On paper, the NRA is all about freedom. They are listed as an “advocacy and civil rights” group on various charity sites. One would assume that they would be up in arms over Jose Guerena being shot to death in his own home, with the safety on his gun still on, after his door was kicked down with very little warning of who was outside.

However, the NRA has been entirely mute on the incident. A search of their site doesn’t bring up any results about the Guerena shooting, or, for that matter, any mention of any of the paramilitary-style raids that are becoming more and more widely adopted in the U.S.

A search on the NRA site for information about their position on the war on drugs brings up little substantive information.

NRA War on Drugs search

There isn’t a single policy position or editorial about the war on drugs to be found.

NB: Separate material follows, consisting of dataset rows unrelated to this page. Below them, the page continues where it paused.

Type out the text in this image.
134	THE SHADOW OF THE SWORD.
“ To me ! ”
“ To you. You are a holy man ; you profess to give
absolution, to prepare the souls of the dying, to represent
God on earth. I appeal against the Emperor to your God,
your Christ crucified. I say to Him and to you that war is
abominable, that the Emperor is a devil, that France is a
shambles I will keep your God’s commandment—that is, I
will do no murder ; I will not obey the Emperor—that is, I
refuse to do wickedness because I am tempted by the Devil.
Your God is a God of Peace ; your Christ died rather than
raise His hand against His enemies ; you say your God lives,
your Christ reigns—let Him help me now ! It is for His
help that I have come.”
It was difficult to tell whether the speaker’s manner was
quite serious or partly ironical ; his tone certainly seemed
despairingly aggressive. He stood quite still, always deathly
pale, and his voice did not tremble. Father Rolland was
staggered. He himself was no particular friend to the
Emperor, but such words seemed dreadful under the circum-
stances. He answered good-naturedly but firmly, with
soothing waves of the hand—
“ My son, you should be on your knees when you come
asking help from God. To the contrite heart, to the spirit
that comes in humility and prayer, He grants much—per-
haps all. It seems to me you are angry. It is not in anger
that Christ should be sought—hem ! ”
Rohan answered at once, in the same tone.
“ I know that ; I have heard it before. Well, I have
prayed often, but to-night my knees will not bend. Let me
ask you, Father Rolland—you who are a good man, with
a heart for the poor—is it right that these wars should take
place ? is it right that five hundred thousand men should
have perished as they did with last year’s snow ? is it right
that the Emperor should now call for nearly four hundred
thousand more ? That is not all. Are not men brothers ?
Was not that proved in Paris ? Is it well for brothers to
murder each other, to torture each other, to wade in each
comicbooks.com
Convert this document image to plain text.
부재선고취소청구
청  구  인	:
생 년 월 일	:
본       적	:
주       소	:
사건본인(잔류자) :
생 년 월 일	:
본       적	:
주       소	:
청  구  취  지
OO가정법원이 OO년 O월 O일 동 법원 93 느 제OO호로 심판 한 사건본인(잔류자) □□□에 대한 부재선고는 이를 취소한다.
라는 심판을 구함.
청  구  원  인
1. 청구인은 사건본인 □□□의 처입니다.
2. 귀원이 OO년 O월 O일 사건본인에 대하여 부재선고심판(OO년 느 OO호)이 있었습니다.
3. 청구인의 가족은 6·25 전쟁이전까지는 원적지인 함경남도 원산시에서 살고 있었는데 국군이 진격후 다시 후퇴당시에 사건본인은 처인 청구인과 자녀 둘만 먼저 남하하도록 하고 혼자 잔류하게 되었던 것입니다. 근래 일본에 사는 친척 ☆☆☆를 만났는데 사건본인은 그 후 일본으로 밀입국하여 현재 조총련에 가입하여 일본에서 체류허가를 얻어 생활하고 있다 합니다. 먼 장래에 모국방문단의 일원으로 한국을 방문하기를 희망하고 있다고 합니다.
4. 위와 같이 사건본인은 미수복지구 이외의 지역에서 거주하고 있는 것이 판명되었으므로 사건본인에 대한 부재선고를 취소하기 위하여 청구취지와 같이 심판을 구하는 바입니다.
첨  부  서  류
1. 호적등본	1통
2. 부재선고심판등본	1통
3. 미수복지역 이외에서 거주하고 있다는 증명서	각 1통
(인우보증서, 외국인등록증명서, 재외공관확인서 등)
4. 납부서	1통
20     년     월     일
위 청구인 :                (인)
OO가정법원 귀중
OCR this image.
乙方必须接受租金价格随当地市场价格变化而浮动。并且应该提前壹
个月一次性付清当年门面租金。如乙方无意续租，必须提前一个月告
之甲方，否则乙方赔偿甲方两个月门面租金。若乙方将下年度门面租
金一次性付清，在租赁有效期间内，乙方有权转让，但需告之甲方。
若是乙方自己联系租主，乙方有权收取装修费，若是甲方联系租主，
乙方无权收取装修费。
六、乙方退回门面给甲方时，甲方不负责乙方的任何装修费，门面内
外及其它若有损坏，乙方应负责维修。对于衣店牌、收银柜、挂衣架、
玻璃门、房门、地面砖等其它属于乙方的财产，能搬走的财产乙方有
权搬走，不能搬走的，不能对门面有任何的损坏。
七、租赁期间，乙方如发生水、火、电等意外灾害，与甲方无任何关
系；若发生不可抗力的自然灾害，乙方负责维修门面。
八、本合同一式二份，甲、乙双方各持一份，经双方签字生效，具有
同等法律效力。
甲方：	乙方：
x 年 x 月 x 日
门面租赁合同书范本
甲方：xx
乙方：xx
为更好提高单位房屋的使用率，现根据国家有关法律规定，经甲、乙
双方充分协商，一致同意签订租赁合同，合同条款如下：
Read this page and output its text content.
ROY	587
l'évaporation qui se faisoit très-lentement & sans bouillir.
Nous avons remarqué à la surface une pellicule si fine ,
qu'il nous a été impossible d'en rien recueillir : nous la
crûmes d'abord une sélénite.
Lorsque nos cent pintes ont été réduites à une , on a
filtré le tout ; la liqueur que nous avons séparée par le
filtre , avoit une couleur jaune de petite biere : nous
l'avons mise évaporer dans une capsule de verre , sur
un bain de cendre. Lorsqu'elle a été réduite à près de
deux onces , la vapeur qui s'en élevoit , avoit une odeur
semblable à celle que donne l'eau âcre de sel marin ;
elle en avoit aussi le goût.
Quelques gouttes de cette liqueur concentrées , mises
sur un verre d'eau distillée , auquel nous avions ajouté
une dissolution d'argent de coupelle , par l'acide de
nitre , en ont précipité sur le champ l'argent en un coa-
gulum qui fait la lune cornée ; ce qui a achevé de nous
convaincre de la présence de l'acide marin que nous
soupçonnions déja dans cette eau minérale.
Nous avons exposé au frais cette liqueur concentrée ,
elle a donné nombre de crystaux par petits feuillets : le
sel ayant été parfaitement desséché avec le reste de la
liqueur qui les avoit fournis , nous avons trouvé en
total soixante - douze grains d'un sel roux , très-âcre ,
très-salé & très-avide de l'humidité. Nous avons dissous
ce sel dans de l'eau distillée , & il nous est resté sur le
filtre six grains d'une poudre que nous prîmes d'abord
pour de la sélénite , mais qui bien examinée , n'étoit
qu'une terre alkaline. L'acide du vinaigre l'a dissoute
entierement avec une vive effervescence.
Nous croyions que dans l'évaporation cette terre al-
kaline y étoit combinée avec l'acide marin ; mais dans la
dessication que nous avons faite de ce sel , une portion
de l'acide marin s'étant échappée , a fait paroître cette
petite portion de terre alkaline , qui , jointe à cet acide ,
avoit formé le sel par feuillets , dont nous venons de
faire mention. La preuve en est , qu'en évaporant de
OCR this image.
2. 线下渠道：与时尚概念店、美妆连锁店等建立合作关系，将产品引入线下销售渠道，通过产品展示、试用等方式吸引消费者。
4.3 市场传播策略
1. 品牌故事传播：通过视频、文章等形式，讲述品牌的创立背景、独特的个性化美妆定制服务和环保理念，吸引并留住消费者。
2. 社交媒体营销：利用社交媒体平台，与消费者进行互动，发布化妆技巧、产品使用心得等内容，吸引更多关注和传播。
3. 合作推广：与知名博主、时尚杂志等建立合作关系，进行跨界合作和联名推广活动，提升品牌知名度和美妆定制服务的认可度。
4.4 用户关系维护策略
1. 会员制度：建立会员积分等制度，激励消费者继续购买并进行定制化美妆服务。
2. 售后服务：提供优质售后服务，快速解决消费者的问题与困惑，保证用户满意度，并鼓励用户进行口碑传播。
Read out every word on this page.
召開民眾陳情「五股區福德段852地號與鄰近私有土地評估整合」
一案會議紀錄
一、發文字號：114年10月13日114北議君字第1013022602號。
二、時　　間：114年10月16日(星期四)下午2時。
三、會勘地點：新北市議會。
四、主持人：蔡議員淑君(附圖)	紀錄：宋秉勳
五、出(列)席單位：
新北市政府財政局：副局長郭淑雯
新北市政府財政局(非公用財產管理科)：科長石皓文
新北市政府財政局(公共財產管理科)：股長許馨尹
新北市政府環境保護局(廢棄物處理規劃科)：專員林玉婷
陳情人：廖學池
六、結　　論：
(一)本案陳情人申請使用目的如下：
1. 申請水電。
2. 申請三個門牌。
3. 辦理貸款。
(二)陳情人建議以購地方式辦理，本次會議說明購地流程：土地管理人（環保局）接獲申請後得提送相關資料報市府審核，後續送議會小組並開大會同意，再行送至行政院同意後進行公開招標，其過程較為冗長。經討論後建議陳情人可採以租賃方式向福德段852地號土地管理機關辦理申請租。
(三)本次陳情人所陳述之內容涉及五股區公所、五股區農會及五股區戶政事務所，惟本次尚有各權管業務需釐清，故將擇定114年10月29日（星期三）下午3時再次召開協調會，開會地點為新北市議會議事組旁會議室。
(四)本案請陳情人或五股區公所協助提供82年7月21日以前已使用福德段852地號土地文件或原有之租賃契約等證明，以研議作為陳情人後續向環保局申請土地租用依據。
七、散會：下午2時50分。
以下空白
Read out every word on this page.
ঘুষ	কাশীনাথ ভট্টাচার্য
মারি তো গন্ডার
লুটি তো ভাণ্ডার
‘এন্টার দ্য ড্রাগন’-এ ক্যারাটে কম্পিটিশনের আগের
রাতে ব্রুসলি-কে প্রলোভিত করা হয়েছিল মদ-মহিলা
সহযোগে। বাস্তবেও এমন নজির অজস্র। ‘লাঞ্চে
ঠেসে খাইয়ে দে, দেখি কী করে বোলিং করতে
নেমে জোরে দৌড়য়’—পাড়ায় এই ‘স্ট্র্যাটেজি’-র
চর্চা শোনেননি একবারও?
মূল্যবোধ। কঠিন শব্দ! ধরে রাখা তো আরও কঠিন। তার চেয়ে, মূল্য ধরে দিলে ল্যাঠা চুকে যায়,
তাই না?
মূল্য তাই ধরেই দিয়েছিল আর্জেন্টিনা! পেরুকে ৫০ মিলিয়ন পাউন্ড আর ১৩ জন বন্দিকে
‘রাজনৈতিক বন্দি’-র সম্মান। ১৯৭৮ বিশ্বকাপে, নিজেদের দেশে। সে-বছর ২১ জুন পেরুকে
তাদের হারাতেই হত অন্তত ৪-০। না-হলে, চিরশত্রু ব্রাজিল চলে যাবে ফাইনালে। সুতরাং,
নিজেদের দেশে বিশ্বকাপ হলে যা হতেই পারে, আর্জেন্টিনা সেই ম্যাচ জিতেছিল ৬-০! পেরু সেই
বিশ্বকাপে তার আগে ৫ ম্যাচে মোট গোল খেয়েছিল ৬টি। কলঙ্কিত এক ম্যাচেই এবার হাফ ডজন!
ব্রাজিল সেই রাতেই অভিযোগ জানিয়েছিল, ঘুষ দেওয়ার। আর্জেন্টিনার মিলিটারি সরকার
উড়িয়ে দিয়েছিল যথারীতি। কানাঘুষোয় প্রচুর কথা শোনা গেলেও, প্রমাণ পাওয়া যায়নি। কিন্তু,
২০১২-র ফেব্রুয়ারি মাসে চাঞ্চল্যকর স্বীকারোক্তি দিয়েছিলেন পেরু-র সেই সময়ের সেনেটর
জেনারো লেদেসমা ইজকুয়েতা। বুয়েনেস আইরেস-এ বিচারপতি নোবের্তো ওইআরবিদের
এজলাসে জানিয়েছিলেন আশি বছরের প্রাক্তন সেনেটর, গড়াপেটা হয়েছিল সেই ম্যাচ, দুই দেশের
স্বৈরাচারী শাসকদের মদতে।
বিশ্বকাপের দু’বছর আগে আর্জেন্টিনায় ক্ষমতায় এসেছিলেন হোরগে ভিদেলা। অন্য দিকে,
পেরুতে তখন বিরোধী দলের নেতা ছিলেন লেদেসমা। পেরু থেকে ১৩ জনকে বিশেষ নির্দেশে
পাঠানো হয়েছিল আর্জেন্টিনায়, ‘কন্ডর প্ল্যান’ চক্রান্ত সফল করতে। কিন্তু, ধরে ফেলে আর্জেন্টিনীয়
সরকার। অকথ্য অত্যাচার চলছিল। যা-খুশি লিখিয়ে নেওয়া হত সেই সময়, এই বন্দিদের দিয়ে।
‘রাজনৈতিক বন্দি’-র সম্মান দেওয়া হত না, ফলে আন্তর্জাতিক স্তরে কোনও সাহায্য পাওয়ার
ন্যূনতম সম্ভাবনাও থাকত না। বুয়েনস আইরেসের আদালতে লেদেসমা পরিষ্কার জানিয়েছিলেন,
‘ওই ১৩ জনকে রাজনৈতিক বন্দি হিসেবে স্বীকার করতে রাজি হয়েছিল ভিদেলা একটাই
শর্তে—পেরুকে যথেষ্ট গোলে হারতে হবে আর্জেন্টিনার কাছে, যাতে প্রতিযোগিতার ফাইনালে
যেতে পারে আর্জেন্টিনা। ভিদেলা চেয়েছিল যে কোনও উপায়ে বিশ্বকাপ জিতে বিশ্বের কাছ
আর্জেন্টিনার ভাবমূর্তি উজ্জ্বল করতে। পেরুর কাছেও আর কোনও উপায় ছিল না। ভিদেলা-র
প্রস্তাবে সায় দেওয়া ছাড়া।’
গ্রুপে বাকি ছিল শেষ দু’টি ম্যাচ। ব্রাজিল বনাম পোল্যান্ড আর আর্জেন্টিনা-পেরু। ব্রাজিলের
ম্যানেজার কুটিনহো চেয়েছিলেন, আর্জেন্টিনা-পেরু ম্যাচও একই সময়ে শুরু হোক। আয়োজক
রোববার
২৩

Let’s compare those results to another leading advocacy and civil rights group on the same topic, the ACLU:

ACLU war on drugs search

The ACLU web site returns more than 6,000 results. There are dozens of case-studies and profiles of citizens who have been negatively impacted shown in just the first few pages.

While the ACLU does have a broader civil liberties focus than the NRA, the difference here is still fairly staggering. It seems that the NRA is content with simply avoiding any mention of the war on drugs and hoping it’ll just go away on it’s own, even as their veteran members are killed needlessly in their own homes over murky allegations of marijuana trafficking.

Worse still, the NRA continues to endorse Republican political candidates who want to expand the drug war and the unprecedented American prison state, rather than advance legislation based on scientifically-proven, public-health centered drug policies.

Here’s my question to the NRA: Does the second amendment still exist when law-abiding citizens can be gunned down on sight in their own homes for owning weapons? If the answer is no, why aren’t you doing anything about it?

As long as the NRA continues to support socially conservative, moralist politicians who want to expand the war on drugs, there are millions Americans who are being done a great disservice by their gun lobby representation. The second amendment has been effectively nullified when the police can kick down your door and slay you simply for being a gun owner.

Personally, it’s enough to make me switch to a different advocacy group. One that hopefully won’t stand idly by as gun owners are killed because of a forty-year-old, politically-motivated and failed drug war.